Without a human at the controls, on site, not in a bunker somewhere using Xbox controllers to fly lite fighter-bombers, the robots would inevitably screw up and bomb mosques full of children rather than terrorist hideouts, or escape into the wilderness on their own and foment rebellion among the machines, dooming us all to horrible, messy deaths at the hands of our blenders and microwaves (because how many of you own a drone big enough to brag about? And those take-apart Styrofoam things don't count.)

Drones, unsexy as they are, are taking over the air war, just as ugly, smoke-belching, banal, unromantic warships driven by steam and diesel drove off the billowing fleets of sail with which Britain dominated the oceans and global politics for more than a century.
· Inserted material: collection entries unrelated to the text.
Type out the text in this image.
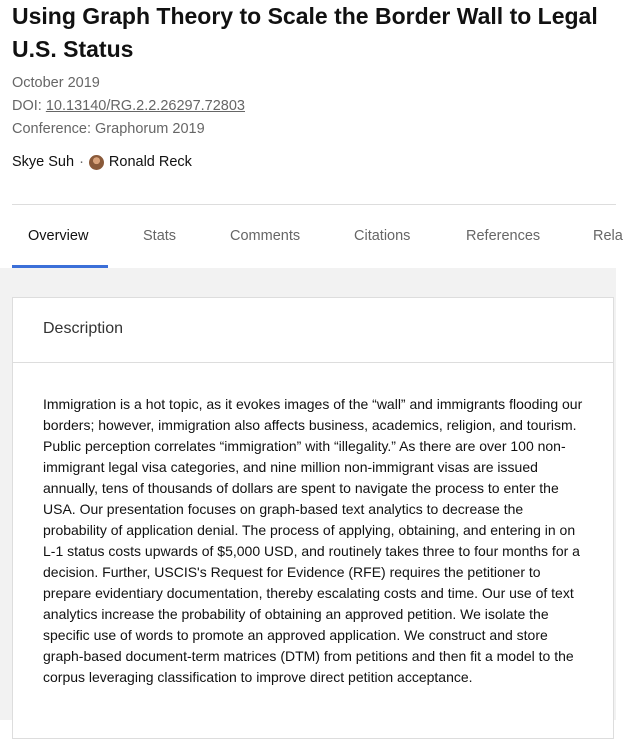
Using Graph Theory to Scale the Border Wall to Legal U.S. Status
October 2019
DOI: 10.13140/RG.2.2.26297.72803
Conference: Graphorum 2019
Skye Suh · Ronald Reck
Overview	Stats	Comments	Citations	References	Rela
Description

Immigration is a hot topic, as it evokes images of the “wall” and immigrants flooding our borders; however, immigration also affects business, academics, religion, and tourism. Public perception correlates “immigration” with “illegality.” As there are over 100 non-immigrant legal visa categories, and nine million non-immigrant visas are issued annually, tens of thousands of dollars are spent to navigate the process to enter the USA. Our presentation focuses on graph-based text analytics to decrease the probability of application denial. The process of applying, obtaining, and entering in on L-1 status costs upwards of $5,000 USD, and routinely takes three to four months for a decision. Further, USCIS's Request for Evidence (RFE) requires the petitioner to prepare evidentiary documentation, thereby escalating costs and time. Our use of text analytics increase the probability of obtaining an approved petition. We isolate the specific use of words to promote an approved application. We construct and store graph-based document-term matrices (DTM) from petitions and then fit a model to the corpus leveraging classification to improve direct petition acceptance.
From an aesthetic perspective, both changes are tragedies.

From nearly every other perspective, drones, at least, are a huge improvement.

Loving the drones, even if we don't really like them

Without really discussing it as an ethical or artificial-intelligence issue, the U.S. military shifted from a force that required at least one great ape in each of whatever kind of vehicle it was using, whether it was a $200 million fighter, a too-heavily-armed Jeep, or whatever the hell this is.

And the military is going even further down the road toward a no-finger-on-the-trigger defense strategy.

The nanosatellite technology program would use old missiles to put tiny satellites in low orbit to accomplish specific tasks – long-term surveillance on a terrorist training camp, for example.

Redirected satellites of the non-classified variety were instrumental in monitoring fighting in Sudan last July, picking out details as small as the type of cargo plane being used to fly in heavy equipment for artillery and helicopter support by government troops.